Would Jadiver have listened? Not until it became a matter of raw survival. Even now he hated to leave Earth and what it meant for the unknown dangers and tedium of a planet circling an alien sun. It was more than that, of course. Just as he'd had a design for a perfect robot, he had in mind a perfect woman. He could recognize either when he saw it.

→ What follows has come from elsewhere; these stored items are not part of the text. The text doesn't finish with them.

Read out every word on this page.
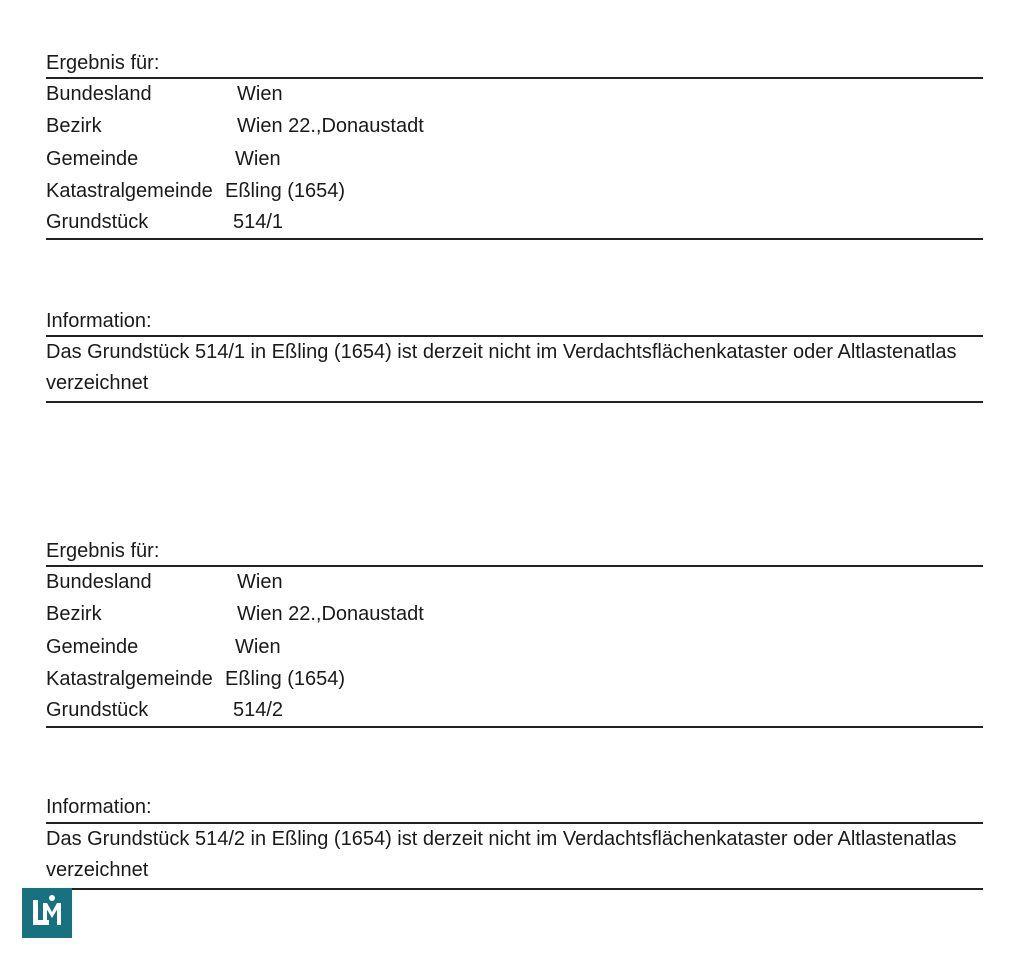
Ergebnis für:
Bundesland	Wien
Bezirk	Wien 22.,Donaustadt
Gemeinde	Wien
Katastralgemeinde Eßling (1654)
Grundstück	514/1
Information:
Das Grundstück 514/1 in Eßling (1654) ist derzeit nicht im Verdachtsflächenkataster oder Altlastenatlas verzeichnet
Ergebnis für:
Bundesland	Wien
Bezirk	Wien 22.,Donaustadt
Gemeinde	Wien
Katastralgemeinde Eßling (1654)
Grundstück	514/2
Information:
Das Grundstück 514/2 in Eßling (1654) ist derzeit nicht im Verdachtsflächenkataster oder Altlastenatlas verzeichnet
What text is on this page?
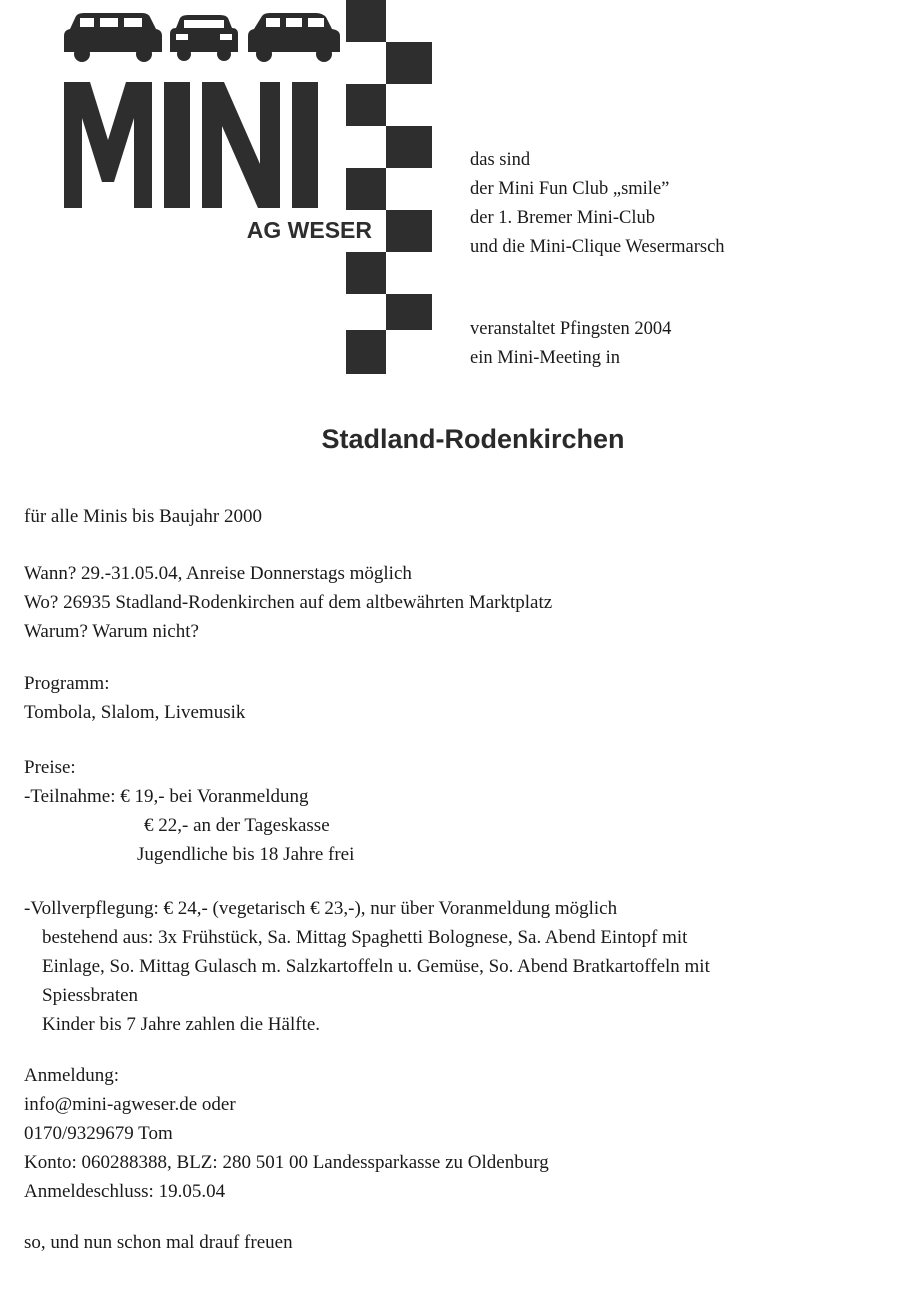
AG WESER
das sind
der Mini Fun Club „smile”
der 1. Bremer Mini-Club
und die Mini-Clique Wesermarsch
veranstaltet Pfingsten 2004
ein Mini-Meeting in
Stadland-Rodenkirchen
für alle Minis bis Baujahr 2000
Wann? 29.-31.05.04, Anreise Donnerstags möglich
Wo? 26935 Stadland-Rodenkirchen auf dem altbewährten Marktplatz
Warum? Warum nicht?
Programm:
Tombola, Slalom, Livemusik
Preise:
-Teilnahme: € 19,- bei Voranmeldung
€ 22,- an der Tageskasse
Jugendliche bis 18 Jahre frei
-Vollverpflegung: € 24,- (vegetarisch € 23,-), nur über Voranmeldung möglich
bestehend aus: 3x Frühstück, Sa. Mittag Spaghetti Bolognese, Sa. Abend Eintopf mit
Einlage, So. Mittag Gulasch m. Salzkartoffeln u. Gemüse, So. Abend Bratkartoffeln mit
Spiessbraten
Kinder bis 7 Jahre zahlen die Hälfte.
Anmeldung:
info@mini-agweser.de oder
0170/9329679 Tom
Konto: 060288388, BLZ: 280 501 00 Landessparkasse zu Oldenburg
Anmeldeschluss: 19.05.04
so, und nun schon mal drauf freuen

"Doumya Filone was the assistant?"
"She was." The robot was his now, Jadiver knew. Others had built it, but it belonged to him by virtue of a nervous system. It had as good a mind as his, but it wouldn't dispute his claim. "Like yourself," continued the robot, "in the Solar System she would never have been more than second rate, and she wanted to be first. Hardly anyone recognizes it, but the Solar System is not what it once was. It's like a nice neighborhood that decays so slowly that the people in it don't notice what it's become. There are some who can rise even in a slum, but they're the rare exceptions.
"Others need greater opportunity than slums offer. They have to leave if they expect to develop freely. But the hold of a whole culture is strong and it's hard to persuade them that they have to go." The robot paused. "Take a last look at a blighted area."
Outside planets glimmered in the distance.
Jadiver was tired and his eyes were closing. Now he could sleep safely, but not in peace.
"Don't regret it," advised the robot. "Where you're going, you'll have real designs to work on. No more pretty robot faces."
"Where is it—Alpha Centauri?" Jadiver asked disinterestedly.